I replied to your intro, but now that I know you are in Texas, I just want to say I'm jealous!!  You have one of the easiest states in which to homeschool.  The laws are VERY relaxed, so just find out your children's learning style and the methods (or methods) that you think will best work with your family.

I also suggest that if your kids are in public school right now that you deschool for at least 1 month for every year of public school that they have attended.

missdiane
by on Nov. 16, 2015 at 10:35 AM

I'll have to read the Texas law again. Learning methods? They've been in school so long that I feel that I need to be on the same page as the way they learn at public school. What do you mean deschool?

Quoting bluerooffarm:

I replied to your intro, but now that I know you are in Texas, I just want to say I'm jealous!!  You have one of the easiest states in which to homeschool.  The laws are VERY relaxed, so just find out your children's learning style and the methods (or methods) that you think will best work with your family.

I also suggest that if your kids are in public school right now that you deschool for at least 1 month for every year of public school that they have attended.


bluerooffarm
by Group Admin on Nov. 16, 2015 at 10:45 AM
1 mom liked this

To deschool is to take a total break from all school work.  Just relax and enjoy some freedom for a while.  Take the time to research how you want to teach, how they best learn, what they enjoy doing and would do whether they were told to or not.  When I deschooled the boys, we went to museums, I read them loads of books, we watched some documentaries, and we talked.  I found out what theyr were passionate about and centered our learning to those things.

Quoting missdiane:

I'll have to read the Texas law again. Learning methods? They've been in school so long that I feel that I need to be on the same page as the way they learn at public school. What do you mean deschool?

Quoting bluerooffarm:

I replied to your intro, but now that I know you are in Texas, I just want to say I'm jealous!!  You have one of the easiest states in which to homeschool.  The laws are VERY relaxed, so just find out your children's learning style and the methods (or methods) that you think will best work with your family.
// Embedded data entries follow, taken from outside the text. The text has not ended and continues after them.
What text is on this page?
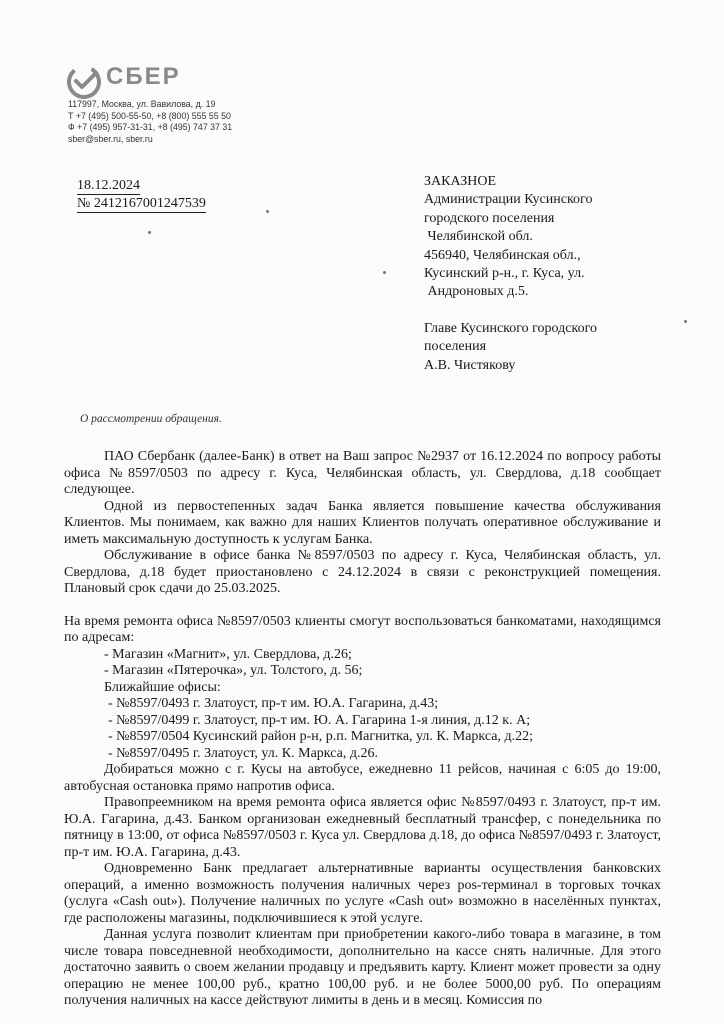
СБЕР
117997, Москва, ул. Вавилова, д. 19
Т +7 (495) 500-55-50, +8 (800) 555 55 50
Ф +7 (495) 957-31-31, +8 (495) 747 37 31
sber@sber.ru, sber.ru
18.12.2024
№ 2412167001247539
ЗАКАЗНОЕ
Администрации Кусинского
городского поселения
Челябинской обл.
456940, Челябинская обл.,
Кусинский р-н., г. Куса, ул.
Андроновых д.5.
Главе Кусинского городского
поселения
А.В. Чистякову
О рассмотрении обращения.

ПАО Сбербанк (далее-Банк) в ответ на Ваш запрос №2937 от 16.12.2024 по вопросу работы офиса №8597/0503 по адресу г. Куса, Челябинская область, ул. Свердлова, д.18 сообщает следующее.

Одной из первостепенных задач Банка является повышение качества обслуживания Клиентов. Мы понимаем, как важно для наших Клиентов получать оперативное обслуживание и иметь максимальную доступность к услугам Банка.

Обслуживание в офисе банка №8597/0503 по адресу г. Куса, Челябинская область, ул. Свердлова, д.18 будет приостановлено с 24.12.2024 в связи с реконструкцией помещения. Плановый срок сдачи до 25.03.2025.

На время ремонта офиса №8597/0503 клиенты смогут воспользоваться банкоматами, находящимся по адресам:

- Магазин «Магнит», ул. Свердлова, д.26;

- Магазин «Пятерочка», ул. Толстого, д. 56;

Ближайшие офисы:

- №8597/0493 г. Златоуст, пр-т им. Ю.А. Гагарина, д.43;

- №8597/0499 г. Златоуст, пр-т им. Ю. А. Гагарина 1-я линия, д.12 к. А;

- №8597/0504 Кусинский район р-н, р.п. Магнитка, ул. К. Маркса, д.22;

- №8597/0495 г. Златоуст, ул. К. Маркса, д.26.

Добираться можно с г. Кусы на автобусе, ежедневно 11 рейсов, начиная с 6:05 до 19:00, автобусная остановка прямо напротив офиса.

Правопреемником на время ремонта офиса является офис №8597/0493 г. Златоуст, пр-т им. Ю.А. Гагарина, д.43. Банком организован ежедневный бесплатный трансфер, с понедельника по пятницу в 13:00, от офиса №8597/0503 г. Куса ул. Свердлова д.18, до офиса №8597/0493 г. Златоуст, пр-т им. Ю.А. Гагарина, д.43.

Одновременно Банк предлагает альтернативные варианты осуществления банковских операций, а именно возможность получения наличных через pos-терминал в торговых точках (услуга «Cash out»). Получение наличных по услуге «Cash out» возможно в населённых пунктах, где расположены магазины, подключившиеся к этой услуге.

Данная услуга позволит клиентам при приобретении какого-либо товара в магазине, в том числе товара повседневной необходимости, дополнительно на кассе снять наличные. Для этого достаточно заявить о своем желании продавцу и предъявить карту. Клиент может провести за одну операцию не менее 100,00 руб., кратно 100,00 руб. и не более 5000,00 руб. По операциям получения наличных на кассе действуют лимиты в день и в месяц. Комиссия по
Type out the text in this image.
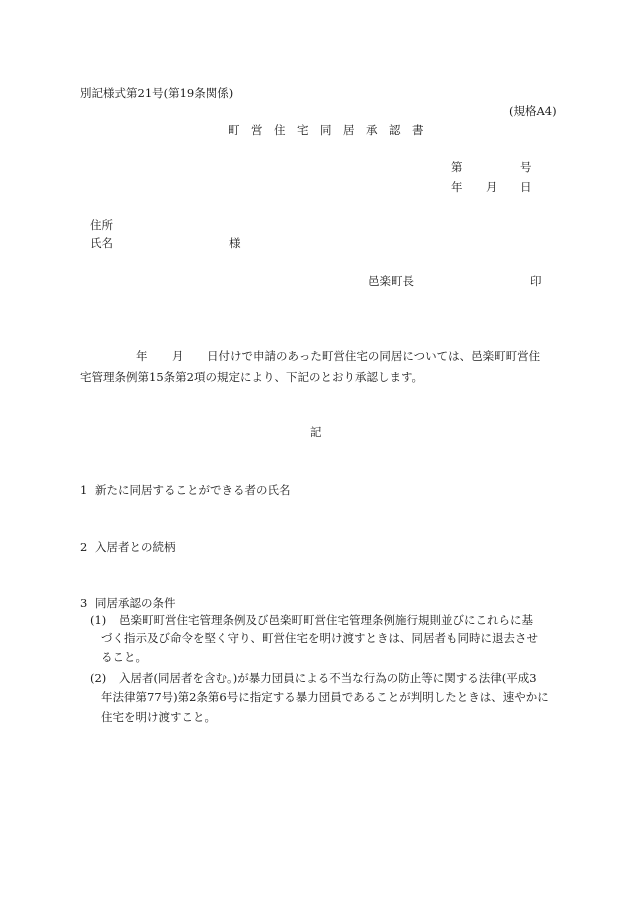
別記様式第21号(第19条関係)
(規格A4)
町　営　住　宅　同　居　承　認　書
第	号
年 月 日
住所
氏名	様
邑楽町長	印
年 月 日付けで申請のあった町営住宅の同居については、邑楽町町営住
宅管理条例第15条第2項の規定により、下記のとおり承認します。
記
1 新たに同居することができる者の氏名
2 入居者との続柄
3 同居承認の条件
(1) 邑楽町町営住宅管理条例及び邑楽町町営住宅管理条例施行規則並びにこれらに基
づく指示及び命令を堅く守り、町営住宅を明け渡すときは、同居者も同時に退去させ
ること。
(2) 入居者(同居者を含む。)が暴力団員による不当な行為の防止等に関する法律(平成3
年法律第77号)第2条第6号に指定する暴力団員であることが判明したときは、速やかに
住宅を明け渡すこと。
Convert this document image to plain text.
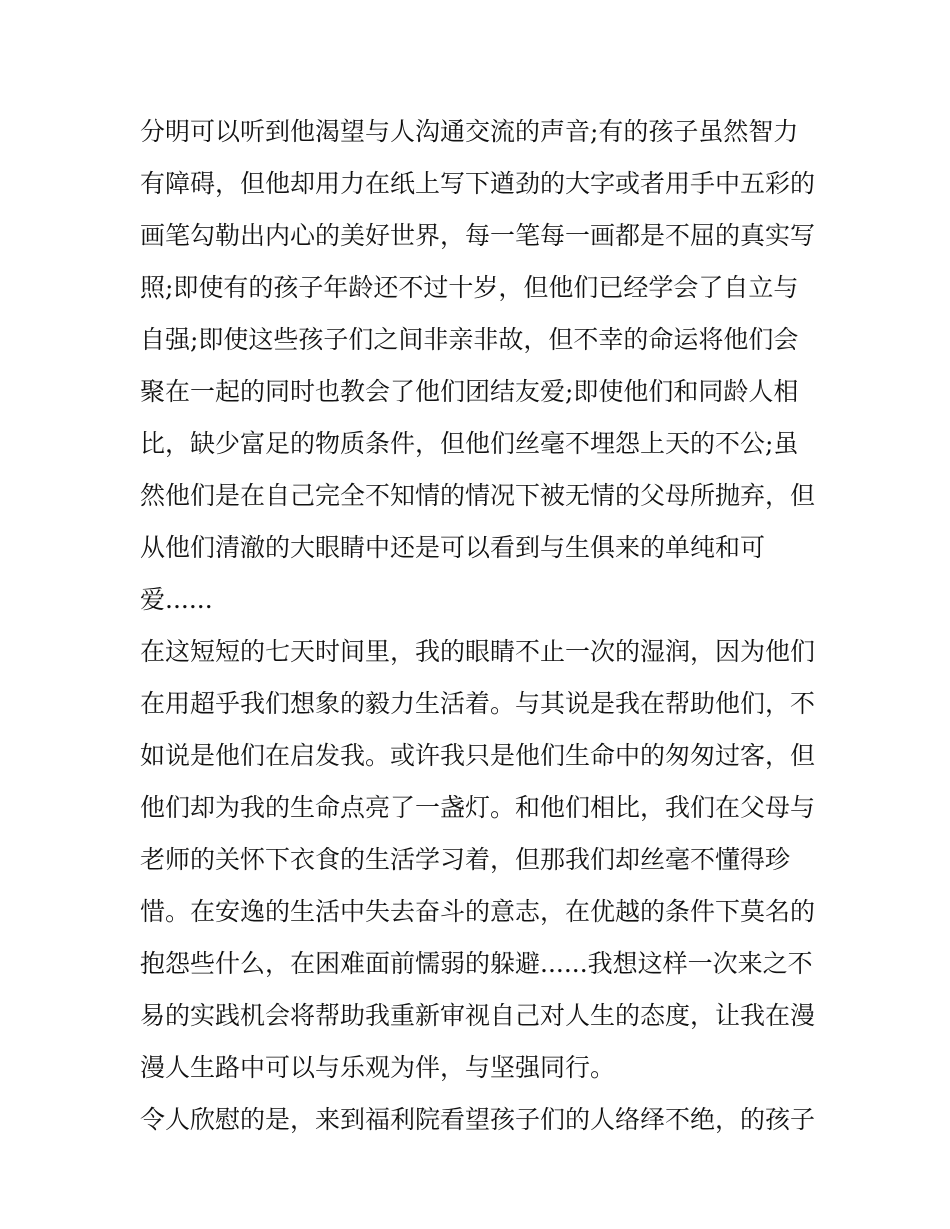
分明可以听到他渴望与人沟通交流的声音;有的孩子虽然智力
有障碍，但他却用力在纸上写下遒劲的大字或者用手中五彩的
画笔勾勒出内心的美好世界，每一笔每一画都是不屈的真实写
照;即使有的孩子年龄还不过十岁，但他们已经学会了自立与
自强;即使这些孩子们之间非亲非故，但不幸的命运将他们会
聚在一起的同时也教会了他们团结友爱;即使他们和同龄人相
比，缺少富足的物质条件，但他们丝毫不埋怨上天的不公;虽
然他们是在自己完全不知情的情况下被无情的父母所抛弃，但
从他们清澈的大眼睛中还是可以看到与生俱来的单纯和可
爱......
在这短短的七天时间里，我的眼睛不止一次的湿润，因为他们
在用超乎我们想象的毅力生活着。与其说是我在帮助他们，不
如说是他们在启发我。或许我只是他们生命中的匆匆过客，但
他们却为我的生命点亮了一盏灯。和他们相比，我们在父母与
老师的关怀下衣食的生活学习着，但那我们却丝毫不懂得珍
惜。在安逸的生活中失去奋斗的意志，在优越的条件下莫名的
抱怨些什么，在困难面前懦弱的躲避......我想这样一次来之不
易的实践机会将帮助我重新审视自己对人生的态度，让我在漫
漫人生路中可以与乐观为伴，与坚强同行。
令人欣慰的是，来到福利院看望孩子们的人络绎不绝，的孩子
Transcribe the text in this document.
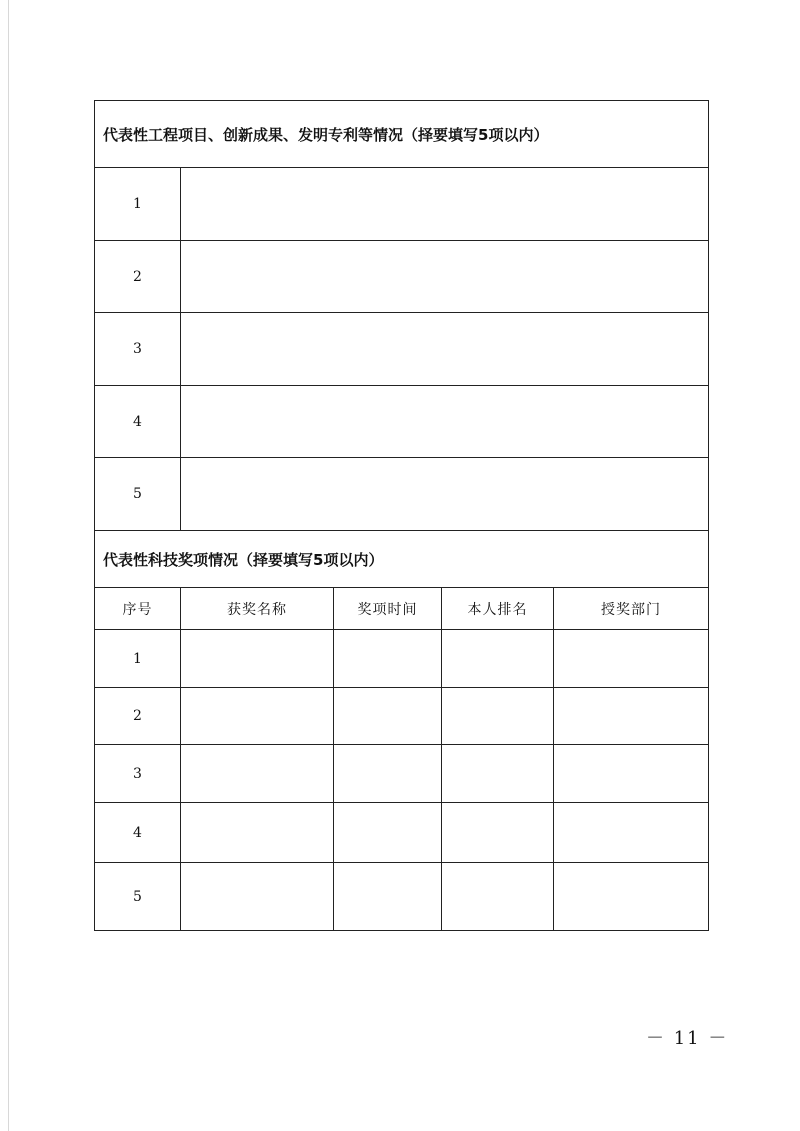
代表性工程项目、创新成果、发明专利等情况（择要填写5项以内）				
1				
2				
3				
4				
5				
代表性科技奖项情况（择要填写5项以内）				
序号	获奖名称	奖项时间	本人排名	授奖部门
1				
2				
3				
4				
5				
－ 11 －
I also suggest that if your kids are in public school right now that you deschool for at least 1 month for every year of public school that they have attended.



missdiane
by on Nov. 16, 2015 at 12:09 PM

ok so maybe a good 4 to 5 months? I'm getting as much info as I can. I have a church friend who was homeschooled herself and is going to homeschool her kids. She has sent me to a few links on info I'm going to read asap. I'm pulling as many websites I can so I make sure I'm making the best decision before pulling my kids out of school. When you homeschool do you basically get to pick whatever you want to teach your children?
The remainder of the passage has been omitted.